Pitt Professor and Leader of International Sepsis Research Reacts to Global Sepsis Resolution

By: Allison Hydzik

The World Health Assembly and the World Health Organization (WHO) today adopted a resolution to improve, prevent, diagnose and manage sepsis – “a quantum leap in the global fight against sepsis.”

Sepsis—a condition that arises when the body’s response to an infection injures its own tissues and organs—is the No. 1 killer of hospital patients, and more than 1 in 5 do not survive. At least 1.5 million sepsis cases occur in the U.S. annually.

Derek Angus

Dr. Derek Angus

Derek Angus, M.D., M.P.H., chair of the Department of Critical Care Medicine at the University of Pittsburgh and UPMC, has been deeply involved in global efforts to improve sepsis diagnosis and treatment. He served as chair of the International Sepsis Forum for the last two years. In that capacity, he was on the council of the Global Sepsis Alliance, which was the organization that proposed this recommendation to the WHO. Along with Christopher Seymour, M.D, M.Sc., assistant professor in Pitt’s departments of Critical Care Medicine and Emergency Medicine, Angus has several on-going research efforts helping to try to promote the best sepsis care not only in the U.S., but in less well-resourced, lower-income countries.

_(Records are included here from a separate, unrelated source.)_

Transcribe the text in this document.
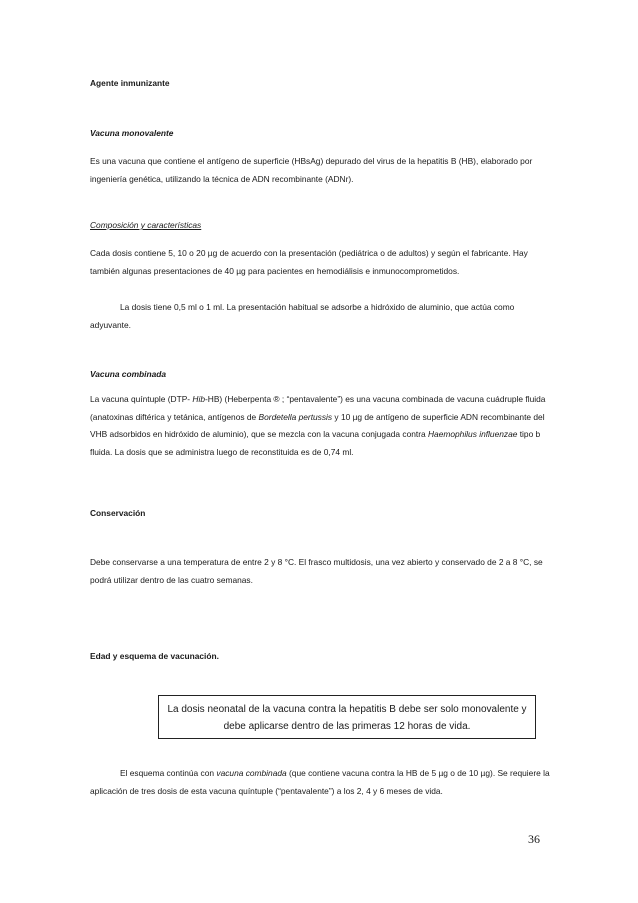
Agente inmunizante
Vacuna monovalente
Es una vacuna que contiene el antígeno de superficie (HBsAg) depurado del virus de la hepatitis B (HB), elaborado por ingeniería genética, utilizando la técnica de ADN recombinante (ADNr).
Composición y características
Cada dosis contiene 5, 10 o 20 µg de acuerdo con la presentación (pediátrica o de adultos) y según el fabricante. Hay también algunas presentaciones de 40 µg para pacientes en hemodiálisis e inmunocomprometidos.
La dosis tiene 0,5 ml o 1 ml. La presentación habitual se adsorbe a hidróxido de aluminio, que actúa como adyuvante.
Vacuna combinada
La vacuna quíntuple (DTP- Hib-HB) (Heberpenta ® ; “pentavalente”) es una vacuna combinada de vacuna cuádruple fluida (anatoxinas diftérica y tetánica, antígenos de Bordetella pertussis y 10 µg de antígeno de superficie ADN recombinante del VHB adsorbidos en hidróxido de aluminio), que se mezcla con la vacuna conjugada contra Haemophilus influenzae tipo b fluida. La dosis que se administra luego de reconstituida es de 0,74 ml.
Conservación
Debe conservarse a una temperatura de entre 2 y 8 °C. El frasco multidosis, una vez abierto y conservado de 2 a 8 °C, se podrá utilizar dentro de las cuatro semanas.
Edad y esquema de vacunación.
La dosis neonatal de la vacuna contra la hepatitis B debe ser solo monovalente y debe aplicarse dentro de las primeras 12 horas de vida.
El esquema continúa con vacuna combinada (que contiene vacuna contra la HB de 5 µg o de 10 µg). Se requiere la aplicación de tres dosis de esta vacuna quíntuple (“pentavalente”) a los 2, 4 y 6 meses de vida.
36
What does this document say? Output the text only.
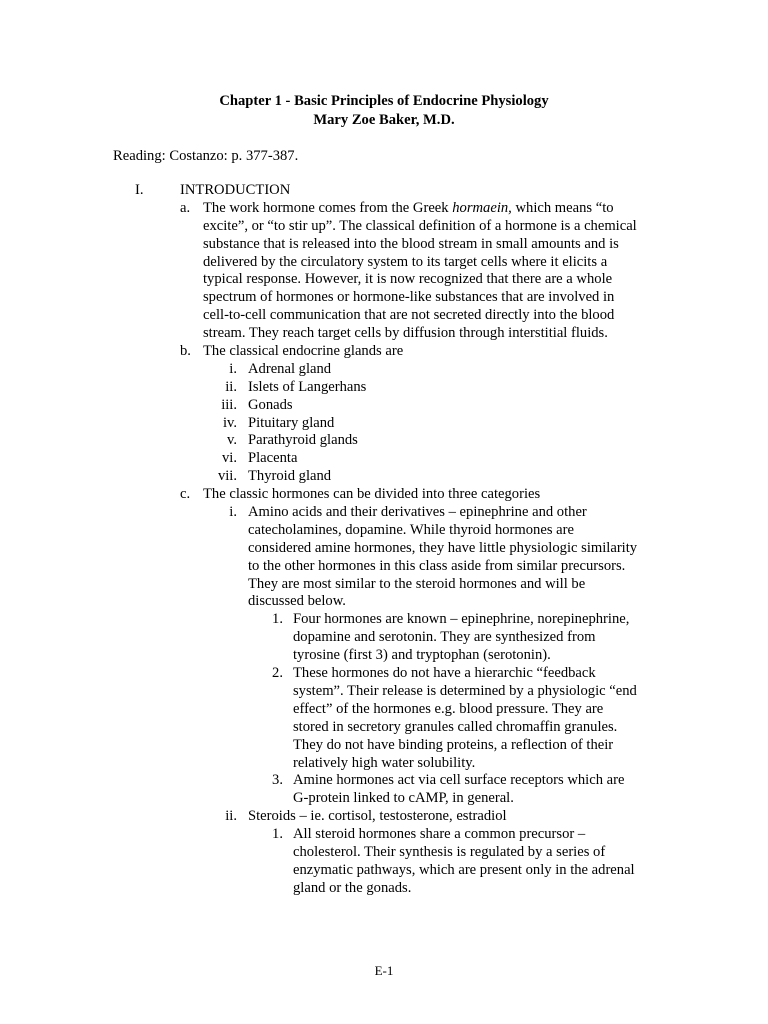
Chapter 1 - Basic Principles of Endocrine Physiology
Mary Zoe Baker, M.D.
Reading: Costanzo: p. 377-387.
I. INTRODUCTION
a. The work hormone comes from the Greek hormaein, which means “to
excite”, or “to stir up”. The classical definition of a hormone is a chemical
substance that is released into the blood stream in small amounts and is
delivered by the circulatory system to its target cells where it elicits a
typical response. However, it is now recognized that there are a whole
spectrum of hormones or hormone-like substances that are involved in
cell-to-cell communication that are not secreted directly into the blood
stream. They reach target cells by diffusion through interstitial fluids.
b. The classical endocrine glands are
i. Adrenal gland
ii. Islets of Langerhans
iii. Gonads
iv. Pituitary gland
v. Parathyroid glands
vi. Placenta
vii. Thyroid gland
c. The classic hormones can be divided into three categories
i. Amino acids and their derivatives – epinephrine and other
catecholamines, dopamine. While thyroid hormones are
considered amine hormones, they have little physiologic similarity
to the other hormones in this class aside from similar precursors.
They are most similar to the steroid hormones and will be
discussed below.
1. Four hormones are known – epinephrine, norepinephrine,
dopamine and serotonin. They are synthesized from
tyrosine (first 3) and tryptophan (serotonin).
2. These hormones do not have a hierarchic “feedback
system”. Their release is determined by a physiologic “end
effect” of the hormones e.g. blood pressure. They are
stored in secretory granules called chromaffin granules.
They do not have binding proteins, a reflection of their
relatively high water solubility.
3. Amine hormones act via cell surface receptors which are
G-protein linked to cAMP, in general.
ii. Steroids – ie. cortisol, testosterone, estradiol
1. All steroid hormones share a common precursor –
cholesterol. Their synthesis is regulated by a series of
enzymatic pathways, which are present only in the adrenal
gland or the gonads.
E-1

“As an organization interested in improving sepsis care—both for our patients at UPMC and for all patients through our research at Pitt—we can certainly generally applaud, endorse, welcome this resolution,” said Angus, also director of Pitt’s Clinical Research Investigation and Systems Modeling of Acute Illness Center.


Q: What is the significance of the WHO setting this global priority?

A: WHO has a very deliberative process to try to ensure that governments around the world can be asked to engage in a focused way on particularly pressing problems. That sepsis per se, and not specific infectious challenges, should be seen as reaching this threshold emphasizes the magnitude and importance of this global problem.

Q: Please explain the background that led to this decision.

A: Sepsis is incredibly common, a source of great mortality and morbidity, and yet potentially amenable to a number of corrective actions. None of these happen without raised awareness and attention. Furthermore, sepsis ravages all societies and all age groups. The agenda that ensues from this attention-raising has implications both of basic health care delivery systems, focusing on ‘doing simple things well,’ and for researchers in academia and industry, focusing on harnessing advances in biomedical science to improve diagnostics and implement better tailored precision therapies to support the immune system, combat highly resistant bacteria, advance the provision of effective, safe organ support for vital failing organs, etc.

Q: How is sepsis a different problem in third world countries, compared to the U.S.?

A: Sepsis disproportionately affects vulnerable populations, like the very young, the very old and the poor. Lower middle income countries have less infrastructure to deliver timely therapies, less monitoring capacity, less acute care delivery capacity, etc., and all of this is magnified in a setting with more poverty. In addition, sepsis is more common in settings of malnutrition, poor sanitation and where there are endemic infectious disease problems—for example, bacterial sepsis can be more severe in patients with a history malaria.

Q: How does recent research conducted by Pitt physician-scientists (Redefining sepsis, PRISM meta-analysis, Rory’s Regulations analysis, among others) support and fit into this recommendation?

A: It aligns perfectly. Our epidemiologic and health services research focuses on ‘doing the simple things well’ in both rich and austere settings; our translational research on better patient phenotyping and more sophisticated manipulation of the body’s immune system, as well as better monitoring and care of vital organ dysfunction, is relevant too, because even when ‘current’ care is delivered optimally, as many as 1 in 4 patients still die. Thus, we need to not only ensure everyone gets the best version of today’s care, but we also need to keep an eye on how to deliver better care tomorrow.